Per un certo periodo ho pensato di intraprendere una carriera accademica e di diventare una sorta di “maestro”. Ma alla fine non era questo il mio destino. Troppe cose mi interessano e le mie ricerche intellettuali, per quanto siano, spaziano in diversi campi. In altre parole, sono un cercatore, in tutto e per tutto, anche se non è facile dare un nome a ciò che cerco. Un senso del miracoloso, forse. La sensazione di abitare un universo sacramentale. Una fessura nel mondo moderno in cui irrompe il meraviglioso. Qualcosa del genere.

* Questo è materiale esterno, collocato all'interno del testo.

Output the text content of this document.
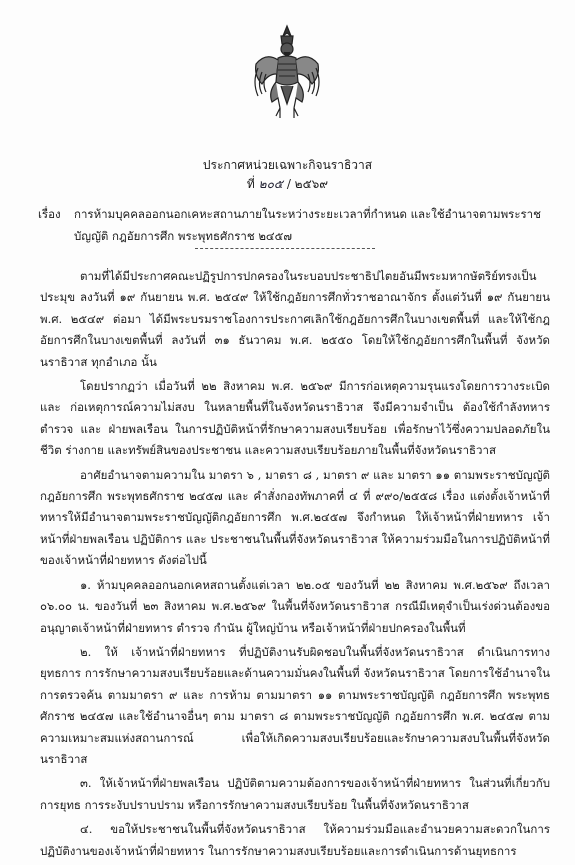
ประกาศหน่วยเฉพาะกิจนราธิวาส
ที่ ๒๐๕ / ๒๕๖๙
เรื่อง การห้ามบุคคลออกนอกเคหะสถานภายในระหว่างระยะเวลาที่กำหนด และใช้อำนาจตามพระราชบัญญัติ กฎอัยการศึก พระพุทธศักราช ๒๔๕๗

ตามที่ได้มีประกาศคณะปฏิรูปการปกครองในระบอบประชาธิปไตยอันมีพระมหากษัตริย์ทรงเป็นประมุข ลงวันที่ ๑๙ กันยายน พ.ศ. ๒๕๔๙ ให้ใช้กฎอัยการศึกทั่วราชอาณาจักร ตั้งแต่วันที่ ๑๙ กันยายน พ.ศ. ๒๕๔๙ ต่อมา ได้มีพระบรมราชโองการประกาศเลิกใช้กฎอัยการศึกในบางเขตพื้นที่ และให้ใช้กฎอัยการศึกในบางเขตพื้นที่ ลงวันที่ ๓๑ ธันวาคม พ.ศ. ๒๕๕๐ โดยให้ใช้กฎอัยการศึกในพื้นที่ จังหวัดนราธิวาส ทุกอำเภอ นั้น

โดยปรากฏว่า เมื่อวันที่ ๒๒ สิงหาคม พ.ศ. ๒๕๖๙ มีการก่อเหตุความรุนแรงโดยการวางระเบิด และ ก่อเหตุการณ์ความไม่สงบ ในหลายพื้นที่ในจังหวัดนราธิวาส จึงมีความจำเป็น ต้องใช้กำลังทหาร ตำรวจ และ ฝ่ายพลเรือน ในการปฏิบัติหน้าที่รักษาความสงบเรียบร้อย เพื่อรักษาไว้ซึ่งความปลอดภัยในชีวิต ร่างกาย และทรัพย์สินของประชาชน และความสงบเรียบร้อยภายในพื้นที่จังหวัดนราธิวาส

อาศัยอำนาจตามความใน มาตรา ๖ , มาตรา ๘ , มาตรา ๙ และ มาตรา ๑๑ ตามพระราชบัญญัติ กฎอัยการศึก พระพุทธศักราช ๒๔๕๗ และ คำสั่งกองทัพภาคที่ ๔ ที่ ๙๙๐/๒๕๕๘ เรื่อง แต่งตั้งเจ้าหน้าที่ทหารให้มีอำนาจตามพระราชบัญญัติกฎอัยการศึก พ.ศ.๒๔๕๗ จึงกำหนด ให้เจ้าหน้าที่ฝ่ายทหาร เจ้าหน้าที่ฝ่ายพลเรือน ปฏิบัติการ และ ประชาชนในพื้นที่จังหวัดนราธิวาส ให้ความร่วมมือในการปฏิบัติหน้าที่ของเจ้าหน้าที่ฝ่ายทหาร ดังต่อไปนี้

๑. ห้ามบุคคลออกนอกเคหสถานตั้งแต่เวลา ๒๒.๐๕ ของวันที่ ๒๒ สิงหาคม พ.ศ.๒๕๖๙ ถึงเวลา ๐๖.๐๐ น. ของวันที่ ๒๓ สิงหาคม พ.ศ.๒๕๖๙ ในพื้นที่จังหวัดนราธิวาส กรณีมีเหตุจำเป็นเร่งด่วนต้องขออนุญาตเจ้าหน้าที่ฝ่ายทหาร ตำรวจ กำนัน ผู้ใหญ่บ้าน หรือเจ้าหน้าที่ฝ่ายปกครองในพื้นที่

๒. ให้ เจ้าหน้าที่ฝ่ายทหาร ที่ปฏิบัติงานรับผิดชอบในพื้นที่จังหวัดนราธิวาส ดำเนินการทางยุทธการ การรักษาความสงบเรียบร้อยและด้านความมั่นคงในพื้นที่ จังหวัดนราธิวาส โดยการใช้อำนาจในการตรวจค้น ตามมาตรา ๙ และ การห้าม ตามมาตรา ๑๑ ตามพระราชบัญญัติ กฎอัยการศึก พระพุทธศักราช ๒๔๕๗ และใช้อำนาจอื่นๆ ตาม มาตรา ๘ ตามพระราชบัญญัติ กฎอัยการศึก พ.ศ. ๒๔๕๗ ตามความเหมาะสมแห่งสถานการณ์ เพื่อให้เกิดความสงบเรียบร้อยและรักษาความสงบในพื้นที่จังหวัดนราธิวาส

๓. ให้เจ้าหน้าที่ฝ่ายพลเรือน ปฏิบัติตามความต้องการของเจ้าหน้าที่ฝ่ายทหาร ในส่วนที่เกี่ยวกับการยุทธ การระงับปราบปราม หรือการรักษาความสงบเรียบร้อย ในพื้นที่จังหวัดนราธิวาส

๔. ขอให้ประชาชนในพื้นที่จังหวัดนราธิวาส ให้ความร่วมมือและอำนวยความสะดวกในการปฏิบัติงานของเจ้าหน้าที่ฝ่ายทหาร ในการรักษาความสงบเรียบร้อยและการดำเนินการด้านยุทธการ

“Recuperare l’arte nell’era dell’artificio” può probabilmente essere considerato il suo impegno più grande. Può dirci in poche parole qual è il cuore di questo lavoro?
A un certo punto mi sono reso conto che l’arte è radicata in un impulso religioso, e con questo intendo la sete di significato e di mistero. La società moderna reindirizza questo impulso in tutti i modi, tanto che molti artisti perdono il contatto con esso nel tentativo di “farcela”. Volevo scrivere un libro per quella parte di noi che ricorda, anche se vagamente, cosa significa tremare alla vista del cielo notturno o al suono di una frase musicale. Mentre lo scrivevo, mi è venuto in mente che il libro riguardava solo superficialmente l’arte, poiché ciò che designa con questo termine è così parte integrante della nostra umanità da essere universale. In fondo, questo è un libro che ci chiede di ricordare che abitiamo nel mistero.

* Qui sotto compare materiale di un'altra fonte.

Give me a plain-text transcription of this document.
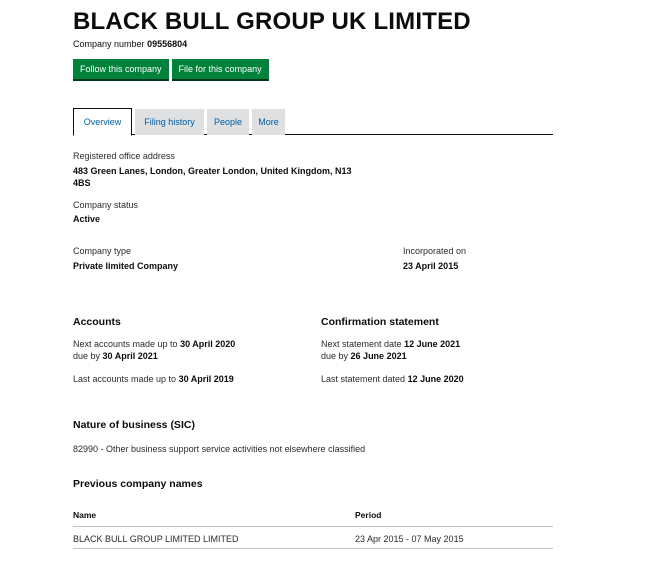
BLACK BULL GROUP UK LIMITED
Company number 09556804
Follow this company	File for this company
Overview	Filing history	People	More
Registered office address
483 Green Lanes, London, Greater London, United Kingdom, N13
4BS
Company status
Active
Company type
Private limited Company
Incorporated on
23 April 2015
Accounts
Next accounts made up to 30 April 2020
due by 30 April 2021
Last accounts made up to 30 April 2019
Confirmation statement
Next statement date 12 June 2021
due by 26 June 2021
Last statement dated 12 June 2020
Nature of business (SIC)
82990 - Other business support service activities not elsewhere classified
Previous company names
Name	Period
BLACK BULL GROUP LIMITED LIMITED	23 Apr 2015 - 07 May 2015
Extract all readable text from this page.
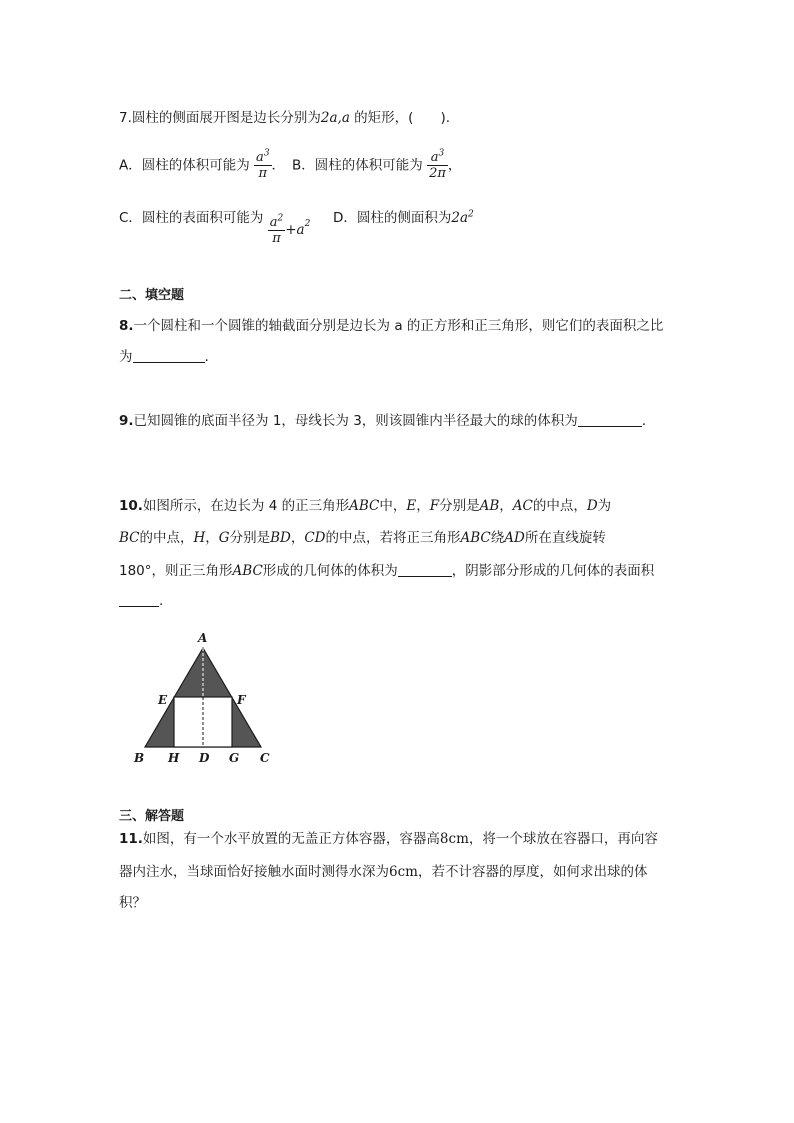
7.圆柱的侧面展开图是边长分别为2a,a 的矩形，(　　).
A．圆柱的体积可能为 $\frac{a^3}{\pi}$ ． B．圆柱的体积可能为 $\frac{a^3}{2\pi}$ ，
C．圆柱的表面积可能为 $\frac{a^2}{\pi} +a^2$ D．圆柱的侧面积为$2a^2$
二、填空题
8.一个圆柱和一个圆锥的轴截面分别是边长为 a 的正方形和正三角形，则它们的表面积之比
为	.
9.已知圆锥的底面半径为 1，母线长为 3，则该圆锥内半径最大的球的体积为	.
10.如图所示，在边长为 4 的正三角形ABC中，E，F分别是AB，AC的中点，D为
BC的中点，H，G分别是BD，CD的中点，若将正三角形ABC绕AD所在直线旋转
180°，则正三角形ABC形成的几何体的体积为	，阴影部分形成的几何体的表面积
.
A
B	C
D
E	F
G
H
三、解答题
11.如图，有一个水平放置的无盖正方体容器，容器高8cm，将一个球放在容器口，再向容
器内注水，当球面恰好接触水面时测得水深为6cm，若不计容器的厚度，如何求出球的体
积？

Lei ha scritto: “L’arte è il nome dato alla risposta più primordiale dell’umanità al mistero dell’esistenza”. Arte e bellezza vanno sempre insieme? E dove vanno? Cosa ci fanno?
L’arte ha certamente a che fare con la bellezza, anche se è prerogativa dell’artista trovare la bellezza in luoghi improbabili, a volte persino in luoghi che alcuni di noi potrebbero trovare brutti o terrificanti. Ma gli artisti non hanno il monopolio della bellezza: la trovano, ma non possono crearla. La bellezza è trascendente e selvaggia: il mondo è soffuso di bellezza anche quando nessuno se ne accorge. Robinson Jeffers ha scritto: “La bellezza delle cose è nata prima degli occhi e basta a se stessa; la bellezza che spezza il cuore / Rimarrà quando non ci sarà un cuore che si spezza per essa”. La mia fede mi dice che gli esseri umani sono stati creati nella bellezza. Non è stato il contrario.
Sempre alla ricerca della “bellezza”. Abbiamo appena vissuto i giorni della passione di Cristo. Dov’è la “bellezza” nell’essere crocifisso?
Dov’è la “Bellezza” nelle guerre che imperversano in tutto il mondo, nell’odio e nell’ideologia che dividono i popoli? Non è forse un’astrazione. L’asse della bellezza incrocia quello del bene, ma non è la stessa cosa. Il Bello si riferisce a quella dimensione del divino che può spaventarci o inquietarci. Questo non nega il Bene: è un asse diverso. Vedo la bellezza come segno dell’immanenza di Dio nel mondo. Anche nell’orrore, anche sul Golgota, non è meno presente di Dio. È una verità difficile da elaborare, ma come potrebbe essere altrimenti?
Lei è un uomo di fede, che lavora in un mondo per lo più di non credenti. Cosa spera in una circostanza come questa?
È vero che frequento ambienti per lo più laici e sospetto che il mio cattolicesimo sia fonte di perplessità per molti dei miei amici e colleghi, per non parlare degli ascoltatori del podcast che conduco. Molte persone nel mondo laico credono che la pratica religiosa, cattolica o di altro tipo, restringa la mente e l’immaginazione. Naturalmente è vero il contrario: la fede libera l’io interiore, anche solo permettendogli di esistere al di là dello spazio all’interno del nostro cranio. Suppongo di cercare di dimostrarlo attraverso il mio lavoro, impiegando un linguaggio laico che è attraversato da una sensibilità religiosa. Non sono un teologo e credo che sarei un pessimo proselitista. Il meglio che posso fare è svegliare le persone sulla stranezza dell’esistenza, una stranezza così profonda che persino qualcosa di strano come la Resurrezione potrebbe essere accaduto.